A few years ago I had a conversation with a colleague who had not landed a teaching position. She was looking for alt-ac jobs without much luck and was feeling really down about the whole situation. She said something that was really moving to me. She said that she always knew that she’d never get a job but that she’d never believed it. There was always that small hope that she would be different, beat the odds, and ascend the steps of the ivory tower. I think that’s true of many of us. We know the statistics, the stress of precarious employment, and the hardships of low wages but we hang on to a slim hope that we will beat the odds. We give the best parts of ourselves to our PhDs for years and that hope is what sustains us. It gets us through the horrors of qualifying exams and the endless hours in the library.
But holding on to false hope is not the problem here. The problem is with dwindling employment opportunities and the pressures to stay in the academy, even if that means taking low-paid and precarious work. The vast majority of us don’t find permanent academic positions. Some of us eventually find a semi-permanent place in a university, a few of us end up with full time or tenure track positions, but the rest of us end up exhausted and exploited. There are just plainly too many PhDs for the number of full-time positions. This by itself isn’t a problem, but there is an alarming lack of support in the academic community for PhDs to pursue alt-ac careers. Even worse, many PhDs are judged harshly when they express a desire to leave their fields. There is a serious perception issue in place: PhDs who don’t get jobs aren’t victims of an overcrowded job market; they are not good enough or didn’t work hard enough.
In some ways, I was lucky. I knew enough PhDs who didn’t get jobs to know that they couldn’t possibly all be lazy or otherwise unqualified. I also benefited from their experiences. I put a lot of thought into my “plan B” and worked hard to ensure that I’d have the right skills to put it in place if/when I didn’t get a job. It was relatively easy for me to decide that the time was right for a switch. But many of us aren’t so lucky. We’re dissuaded from leaving and judged harshly when we do.
I think that most of us end up finding our PhDs anticlimactic.

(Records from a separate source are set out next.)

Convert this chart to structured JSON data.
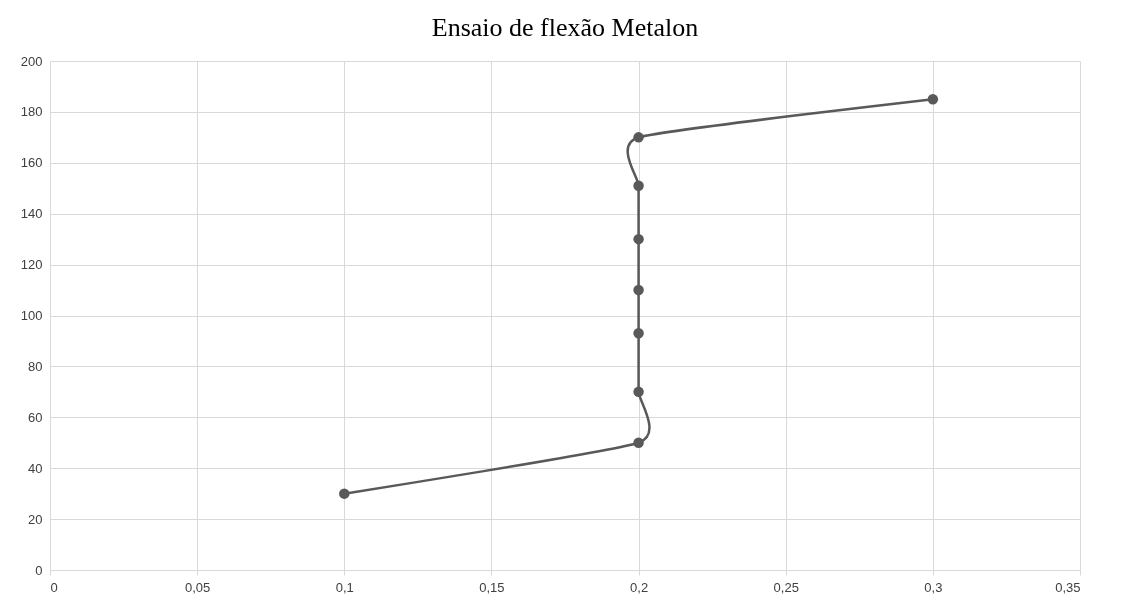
{
  "chart_data": {
    "type": "line",
    "title": "Ensaio de flexão Metalon",
    "x": [
      0.1,
      0.2,
      0.2,
      0.2,
      0.2,
      0.2,
      0.2,
      0.2,
      0.3
    ],
    "series": [
      {
        "color": "#595959",
        "values": [
          30,
          50,
          70,
          93,
          110,
          130,
          151,
          170,
          185
        ]
      }
    ],
    "xlim": [
      0,
      0.35
    ],
    "xticks": [
      0,
      {
        "value": 0.05,
        "label": "0,05"
      },
      {
        "value": 0.1,
        "label": "0,1"
      },
      {
        "value": 0.15,
        "label": "0,15"
      },
      {
        "value": 0.2,
        "label": "0,2"
      },
      {
        "value": 0.25,
        "label": "0,25"
      },
      {
        "value": 0.3,
        "label": "0,3"
      },
      {
        "value": 0.35,
        "label": "0,35"
      }
    ],
    "ylim": [
      0,
      200
    ],
    "yticks": [
      0,
      20,
      40,
      60,
      80,
      100,
      120,
      140,
      160,
      180,
      200
    ],
    "grid": true,
    "marker": "circle",
    "line_style": "solid"
  }
}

We put in so much work and end up with little to nothing to show for it. I’d hate to think of my PhD like that. I’d rather view it as an incredible educational opportunity that has helped make the person I am today. I’m not quite finished but I hope to be able to finish. I know that it gets harder to finish if you’re working full-time outside the academy. It’s also hard to finish if you’re teaching too heavy a workload. It’s still possible, and I’m going to hang in there and do my best to complete the degree. I worked hard and I deserve it, even if I don’t plan on using it in my career going forward. I think that more of us should take a similar approach to the PhD. If you make it, fantastic! If not, there is no shame is taking the degree, reflecting on all that it taught you about your field and yourself, and finding something else that is meaningful to you that you can pursue.
I personally would like to see and end to the shame associated with “leaving” and I think it starts with more, open conversation on the topic. That is why I wrote this post. That is also why I think that “falling out” is better than leaving. It more accurately reflects the feeling associated with being forced out due to abysmal employment prospects. Leaving gives me more agency than I really have here, but you can fight like hell and still fall out of something. Maybe you even fell out because you let go (and that’s okay too). It has nothing to do with not wanting it enough or not giving enough of yourself to it.
Most importantly, I’d like to say that there should be no shame in not pursuing academic careers. Instead there should be more open conversation about alt-ac opportunities and encouragement for those of us who wish to pursue them. We should also think long and hard about the future of the academy if the trend of precarious employment in colleges and universities is allowed to continue. There is nothing wrong with saying that you aren’t willing to sacrifice your entire life and in some cases your health for what might never turn into a stable, full-time career.
For everyone thinking of pursuing alt-ac, I support you and I hope that you find encouragement and understanding among your colleagues.